Tuesday, May 27, 2008

Tomorrow

Tomorrow will be the first day of an era of uninterrupted discipline. I wake up to my first shot at my $500 roll on Absolute.

I will play 4 tables of 6-max 25NL.

My schedule will be two hours on, two hours off, for three sessions.

Good luck, play well. Remember to meditate between hours, eat well, stay comfortable, and not play tired or stupid. Easy. Will post graphs.

Sunday, May 25, 2008

How I Roll: Strategy Session I

I'm presently running 16/8/3 after 12k hands of 25NL, and I'm averaging about +4.5BB/100. All-in-all, I'm very happy with this situation. I think that my preflop leaks are pretty marginal, and I'm applying pressure positionally on the flop, collecting a lot of small pots in position.

By far my biggest leak is not shutting down on the turn and river when I should. There are far too many situations when I either:

Catch a hand OOP, donk into a pf aggressor, get raised, call. Donk again, get raised, call; repeat.
Catch a hand as an IP aggressor, get check-raised, call. Donked, call. Massive monkey-donk on river, call. In other words, I lose most of my chips in the worst possible way: to someone shouting in my face that they have a hand.

These are the kinds of situations where, if I had paid more attention to the action at the table, I might have had a sufficiently clear read on my opponent to shut down instead of donating a hard-earned stack.

There are different kinds of aggression in poker, and at the level I'm playing, most of it is scripted, because people aren't worried about table image or long-term meta-game, they just want to make the "high-percentage play" and get paid off in the long-run. This is obviously exploitable by anyone who reads the same books.

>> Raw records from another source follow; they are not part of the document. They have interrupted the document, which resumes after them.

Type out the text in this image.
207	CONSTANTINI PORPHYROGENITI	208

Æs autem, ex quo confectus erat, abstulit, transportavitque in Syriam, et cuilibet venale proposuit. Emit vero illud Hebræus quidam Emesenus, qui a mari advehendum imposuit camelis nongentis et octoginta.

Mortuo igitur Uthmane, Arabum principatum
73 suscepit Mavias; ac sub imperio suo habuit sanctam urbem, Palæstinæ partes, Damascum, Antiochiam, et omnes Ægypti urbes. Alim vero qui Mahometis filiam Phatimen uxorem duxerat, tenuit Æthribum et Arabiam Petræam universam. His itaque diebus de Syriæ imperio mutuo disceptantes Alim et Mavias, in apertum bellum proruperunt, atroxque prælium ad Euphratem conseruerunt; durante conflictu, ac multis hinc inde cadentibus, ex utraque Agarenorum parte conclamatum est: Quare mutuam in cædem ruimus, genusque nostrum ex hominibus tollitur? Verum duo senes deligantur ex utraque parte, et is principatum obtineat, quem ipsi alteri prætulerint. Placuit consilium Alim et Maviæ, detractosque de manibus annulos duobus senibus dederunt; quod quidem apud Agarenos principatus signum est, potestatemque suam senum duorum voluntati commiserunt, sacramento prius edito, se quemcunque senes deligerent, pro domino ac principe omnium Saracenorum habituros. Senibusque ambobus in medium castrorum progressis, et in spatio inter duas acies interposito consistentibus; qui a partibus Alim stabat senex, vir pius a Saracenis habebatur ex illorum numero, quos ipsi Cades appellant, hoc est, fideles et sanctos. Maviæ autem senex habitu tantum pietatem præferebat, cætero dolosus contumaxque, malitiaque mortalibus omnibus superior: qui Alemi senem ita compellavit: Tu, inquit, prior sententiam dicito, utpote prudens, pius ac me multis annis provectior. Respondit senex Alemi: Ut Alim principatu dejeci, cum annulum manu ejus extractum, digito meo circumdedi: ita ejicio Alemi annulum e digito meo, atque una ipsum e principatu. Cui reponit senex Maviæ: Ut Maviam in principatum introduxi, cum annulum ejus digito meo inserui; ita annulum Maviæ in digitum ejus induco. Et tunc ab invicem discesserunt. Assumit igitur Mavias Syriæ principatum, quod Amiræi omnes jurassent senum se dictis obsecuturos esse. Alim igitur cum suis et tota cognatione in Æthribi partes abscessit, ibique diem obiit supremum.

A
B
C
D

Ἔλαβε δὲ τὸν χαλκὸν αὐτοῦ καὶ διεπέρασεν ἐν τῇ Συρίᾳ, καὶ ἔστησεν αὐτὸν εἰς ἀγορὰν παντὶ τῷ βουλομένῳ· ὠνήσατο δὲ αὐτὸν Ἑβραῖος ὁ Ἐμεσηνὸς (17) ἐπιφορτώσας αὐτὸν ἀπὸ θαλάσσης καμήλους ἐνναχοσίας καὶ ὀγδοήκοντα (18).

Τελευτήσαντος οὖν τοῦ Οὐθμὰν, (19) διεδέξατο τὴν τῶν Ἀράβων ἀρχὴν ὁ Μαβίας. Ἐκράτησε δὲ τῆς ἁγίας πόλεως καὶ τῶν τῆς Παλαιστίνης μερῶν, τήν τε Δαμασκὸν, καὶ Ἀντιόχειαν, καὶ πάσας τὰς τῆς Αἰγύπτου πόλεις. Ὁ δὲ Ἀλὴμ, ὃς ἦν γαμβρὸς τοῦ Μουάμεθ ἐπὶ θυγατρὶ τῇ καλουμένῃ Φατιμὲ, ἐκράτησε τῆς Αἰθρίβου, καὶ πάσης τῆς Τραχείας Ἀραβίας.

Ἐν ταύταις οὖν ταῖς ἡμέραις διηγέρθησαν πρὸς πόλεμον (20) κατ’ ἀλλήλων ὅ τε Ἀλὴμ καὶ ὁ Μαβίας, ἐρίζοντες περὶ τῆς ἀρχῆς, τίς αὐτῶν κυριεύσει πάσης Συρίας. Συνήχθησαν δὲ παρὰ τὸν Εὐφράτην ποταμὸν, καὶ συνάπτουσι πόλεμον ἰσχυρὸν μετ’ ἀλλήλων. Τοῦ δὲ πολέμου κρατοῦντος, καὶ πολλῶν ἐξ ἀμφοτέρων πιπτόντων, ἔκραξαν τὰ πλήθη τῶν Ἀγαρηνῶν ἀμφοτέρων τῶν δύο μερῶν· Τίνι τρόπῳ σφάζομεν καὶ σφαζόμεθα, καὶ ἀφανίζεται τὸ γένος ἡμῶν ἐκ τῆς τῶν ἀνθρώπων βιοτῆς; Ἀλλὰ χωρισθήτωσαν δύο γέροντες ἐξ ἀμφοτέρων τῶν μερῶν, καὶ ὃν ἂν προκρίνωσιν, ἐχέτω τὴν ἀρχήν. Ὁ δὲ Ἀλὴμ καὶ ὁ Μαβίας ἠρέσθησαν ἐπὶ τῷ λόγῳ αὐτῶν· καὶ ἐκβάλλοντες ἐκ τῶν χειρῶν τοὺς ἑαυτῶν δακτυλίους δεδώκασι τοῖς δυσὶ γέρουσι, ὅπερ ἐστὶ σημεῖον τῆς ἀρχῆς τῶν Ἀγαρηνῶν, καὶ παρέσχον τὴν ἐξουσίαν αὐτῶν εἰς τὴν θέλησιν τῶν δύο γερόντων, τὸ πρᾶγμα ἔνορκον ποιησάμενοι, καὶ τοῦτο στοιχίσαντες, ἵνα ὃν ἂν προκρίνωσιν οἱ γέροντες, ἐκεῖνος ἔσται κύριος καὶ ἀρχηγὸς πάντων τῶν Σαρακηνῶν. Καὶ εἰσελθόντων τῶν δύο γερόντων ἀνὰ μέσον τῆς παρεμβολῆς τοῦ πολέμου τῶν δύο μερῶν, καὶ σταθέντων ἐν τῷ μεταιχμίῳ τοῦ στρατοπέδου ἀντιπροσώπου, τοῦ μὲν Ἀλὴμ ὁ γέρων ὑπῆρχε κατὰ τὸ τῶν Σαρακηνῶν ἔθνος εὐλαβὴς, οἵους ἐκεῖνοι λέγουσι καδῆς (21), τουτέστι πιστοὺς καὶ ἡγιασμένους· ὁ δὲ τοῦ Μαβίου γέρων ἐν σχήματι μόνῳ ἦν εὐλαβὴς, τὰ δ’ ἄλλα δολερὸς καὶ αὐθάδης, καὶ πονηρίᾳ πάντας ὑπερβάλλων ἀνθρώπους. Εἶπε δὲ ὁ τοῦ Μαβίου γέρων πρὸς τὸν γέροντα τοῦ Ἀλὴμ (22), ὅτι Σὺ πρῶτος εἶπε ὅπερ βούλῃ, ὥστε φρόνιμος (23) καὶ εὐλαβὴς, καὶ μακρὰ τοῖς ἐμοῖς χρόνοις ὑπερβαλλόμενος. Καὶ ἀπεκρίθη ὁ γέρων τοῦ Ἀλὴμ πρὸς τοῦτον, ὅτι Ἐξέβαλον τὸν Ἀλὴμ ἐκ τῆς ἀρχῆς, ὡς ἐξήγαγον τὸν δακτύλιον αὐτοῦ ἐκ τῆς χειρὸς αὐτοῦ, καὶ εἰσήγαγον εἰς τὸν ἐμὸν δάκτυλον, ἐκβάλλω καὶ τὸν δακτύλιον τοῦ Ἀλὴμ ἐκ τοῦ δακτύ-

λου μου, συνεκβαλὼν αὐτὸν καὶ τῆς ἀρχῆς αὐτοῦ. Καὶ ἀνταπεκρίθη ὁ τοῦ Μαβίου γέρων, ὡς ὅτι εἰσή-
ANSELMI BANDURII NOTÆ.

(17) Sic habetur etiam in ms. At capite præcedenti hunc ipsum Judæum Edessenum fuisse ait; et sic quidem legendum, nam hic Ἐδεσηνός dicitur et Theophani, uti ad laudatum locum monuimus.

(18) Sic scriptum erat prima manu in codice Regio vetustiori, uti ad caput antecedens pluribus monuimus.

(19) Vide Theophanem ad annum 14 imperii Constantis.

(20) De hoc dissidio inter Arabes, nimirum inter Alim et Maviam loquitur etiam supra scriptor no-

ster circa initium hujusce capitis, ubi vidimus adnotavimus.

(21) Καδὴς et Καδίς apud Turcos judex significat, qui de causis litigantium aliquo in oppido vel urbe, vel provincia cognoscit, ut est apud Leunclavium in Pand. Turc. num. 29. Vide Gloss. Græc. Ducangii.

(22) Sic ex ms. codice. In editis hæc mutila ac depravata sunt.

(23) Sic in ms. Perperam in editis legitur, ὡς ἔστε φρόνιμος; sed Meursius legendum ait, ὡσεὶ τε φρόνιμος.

Swing and a Miss: Busto at Month Two

Hello. Among other things, I recently took a crack at learning poker. I am, to date, a failure at it, but this is consistent with expectations. I'm a young, college-educatedwhite male; that is to say I'm egotistical, insecure, impatient, and inattentive, four of the worst possible traits a poker player can have.

A short account of my first shot at poker, to explain where I am now:

This March, I deposited $200 onto Full Tilt Poker, and turned it into $500 in about a month of casually 6-tabling $0.25NL. I also became an avid poker reader, starting with three of Harrington's Hold 'Em books (two on tournaments, the first one on cash games), and started posting in the 2+2 poker forums.

About a month in, I hit a pretty bad run, and my bankroll sank to $220 over the course of two weeks. I realized that I had to step down to $0.10NL to not risk going busto, so I did, and I continued to run bad for another week, breaking about even over 10k hands at the ultra-micro limits. One fateful friday night I made the severe mistake of going on "tournament tilt" out of frustration, further kicking my ass down to ~$50 in one night.

That's where I am now. About two months in and more or less busto. On the one hand, I'm incredibly embarrassed by my behavior. On the other, I think this is probably the lightest possible way to learn what tilt can do, and what the psychology of even a very small downswing can feel like.

I plan to write a lot more about tilt as this blog progresses because I find it so fascinating. I am by nature a relatively sedate person, but poker is sort of like driving. Everyone who isn't you is a dipshit when you're on tilt, and their idiot plays make you MAD. This, despite the fact that their idiot plays are supposed to make you HELL OF PROFIT. It's not only completely illogical, it's completely ass-backwards.

So now I have $500 on Absolute Poker (a poor choice in retrospect), $150 in rakeback coming from Full Tilt, and a few days to reflect on my game before customer service at Absolute validates my account.